Neil Hetherington His company sees about 160,000 customer visits per month – up from about 120,000 per month in January. He predicts that modeling with CIBC will increase customer traffic to 200,000 per month in December.

Colleagues across the country tell him about similar spikes, with many saying demand has risen by 20 to 30 per cent.

Although many of these visitors have been on the edge for years, Hetherington says he sees new faces never returning to food charities, emerging as a confluence of food prices, gas prices, housing costs and current labor uncertainty. Some fields.

“We see working people, but their salaries are not keeping pace with the cost of driving to their place of work or feeding their children. They are more concerned about what they see (putting food on the table),” says Heatherington.

Back in British Columbia, Andrews says things would be a lot worse for him without a subsidy for his three-bedroom apartment, which brings in $ 540 a month in rent.

But the already existing financial woes during the epidemics deepened and worsened in 2022 as inflation pushed up the prices of gas and utilities.

She is stuck with $ 150,000 in school loans, but can only repay the interest.

“I’m more fortunate than some, because I live in a house, so it’s a subsidy, but you still have all the bills to keep the house running. There’s food on top of that,” she says.

“I’m earning enough to cover my bills. I can not really buy food. It’s really coming down.”

Among the companies Andrews relies on is North Vancouver-based Backpack Patties, which serves weekend meals to children in need of help between school hours after Friday afternoon and resumption on Monday morning.

The project expanded into the summer months during epidemics, and will continue to grow this summer, says co-executive director Emily-Anne King.

“We hope the onset of Govt infection in March 2020 and the next six months will be the peak of demand for services like ours, but we see more demand today than we had,” King said.

He says he has recently added another 500 recipients to communities including Similkameen, Saltspring Island and Lytton Village, which were devastated by last year’s wildfires. They expect to help about 2,100 children a week this summer.

Demand is picking up as the annual inflation rate picks up faster than it did in 1983, with figures showing that Canada’s consumer price index rose 7.7 percent in May from a year earlier.
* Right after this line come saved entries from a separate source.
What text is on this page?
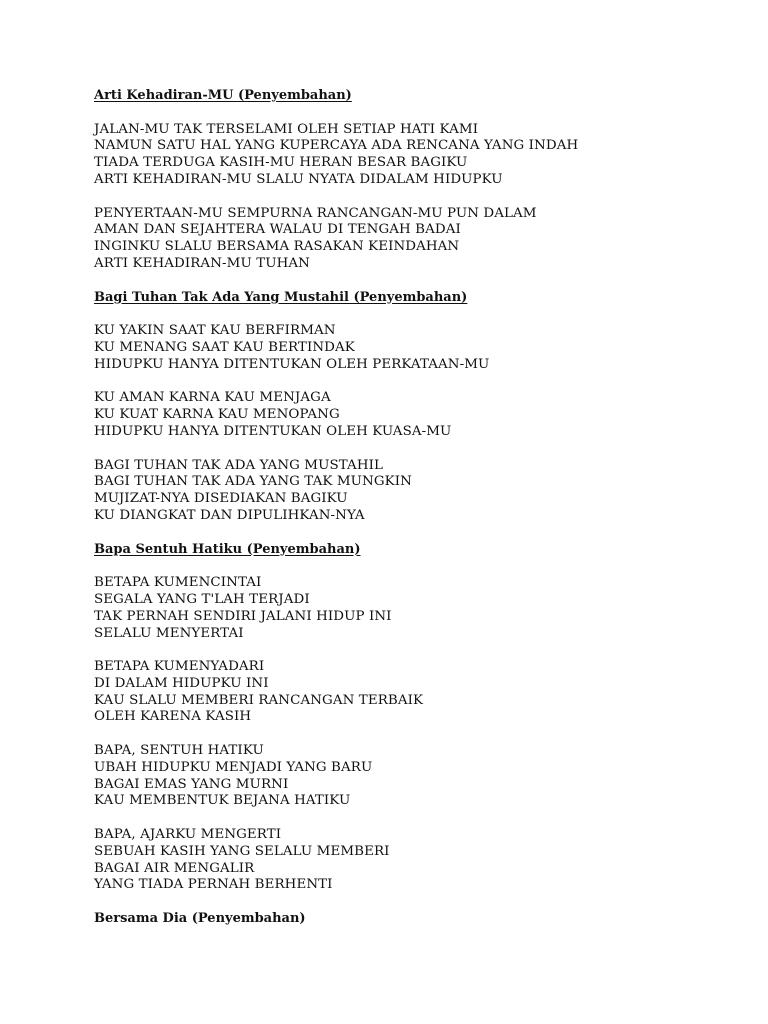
Arti Kehadiran-MU (Penyembahan)
JALAN-MU TAK TERSELAMI OLEH SETIAP HATI KAMI
NAMUN SATU HAL YANG KUPERCAYA ADA RENCANA YANG INDAH
TIADA TERDUGA KASIH-MU HERAN BESAR BAGIKU
ARTI KEHADIRAN-MU SLALU NYATA DIDALAM HIDUPKU
PENYERTAAN-MU SEMPURNA RANCANGAN-MU PUN DALAM
AMAN DAN SEJAHTERA WALAU DI TENGAH BADAI
INGINKU SLALU BERSAMA RASAKAN KEINDAHAN
ARTI KEHADIRAN-MU TUHAN
Bagi Tuhan Tak Ada Yang Mustahil (Penyembahan)
KU YAKIN SAAT KAU BERFIRMAN
KU MENANG SAAT KAU BERTINDAK
HIDUPKU HANYA DITENTUKAN OLEH PERKATAAN-MU
KU AMAN KARNA KAU MENJAGA
KU KUAT KARNA KAU MENOPANG
HIDUPKU HANYA DITENTUKAN OLEH KUASA-MU
BAGI TUHAN TAK ADA YANG MUSTAHIL
BAGI TUHAN TAK ADA YANG TAK MUNGKIN
MUJIZAT-NYA DISEDIAKAN BAGIKU
KU DIANGKAT DAN DIPULIHKAN-NYA
Bapa Sentuh Hatiku (Penyembahan)
BETAPA KUMENCINTAI
SEGALA YANG T'LAH TERJADI
TAK PERNAH SENDIRI JALANI HIDUP INI
SELALU MENYERTAI
BETAPA KUMENYADARI
DI DALAM HIDUPKU INI
KAU SLALU MEMBERI RANCANGAN TERBAIK
OLEH KARENA KASIH
BAPA, SENTUH HATIKU
UBAH HIDUPKU MENJADI YANG BARU
BAGAI EMAS YANG MURNI
KAU MEMBENTUK BEJANA HATIKU
BAPA, AJARKU MENGERTI
SEBUAH KASIH YANG SELALU MEMBERI
BAGAI AIR MENGALIR
YANG TIADA PERNAH BERHENTI
Bersama Dia (Penyembahan)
It has a number of options for higher interest rate hikes to control inflation. Bank of Canada has already raised its core target three times this year.

According to Canadian figures, grocery prices rose nearly 10 percent in May from the previous year, in line with April’s increases. The price of fresh vegetables rose 10 percent, while the biggest increase on record was 30 percent for cooking fats and oils.

Valerie Tarasuk, a food policy expert at the University of Toronto, says the situation will worsen for the 5.8 million Canadians believed to be food insecure, about 1.4 million of them children, as prices continue to rise.

Although the pool is likely to grow larger this year, he is concerned about Canadians who are already suffering, as income support programs increase along with rising costs.

“Things get worse before things get better. With each of these statements, I hope our political leaders feel more pressure to reconsider what they are doing down the line,” Tarasuk said.

“We don’t need small checks. They may not be enough to get this going. We really need policies that last, that is, things like coding. “

The Bank of Canada has said it is prepared to “act very strongly” to control inflation, leading some economists to suspect that rates could rise by as much as three-quarters of a percentage point next month, in line with last week’s move by the US Federal Reserve.

For Canadians who are already overweight, a one or two percent increase in monthly mortgage or loan repayments would be significant, says Heatherington.

“I find myself excited about having kids at the food bank on a daily basis and buying the food they need,” says Heatherington.

“They enjoy shopping at the food bank with their parents, it breaks your heart. It’s completely wrong to do that in our country.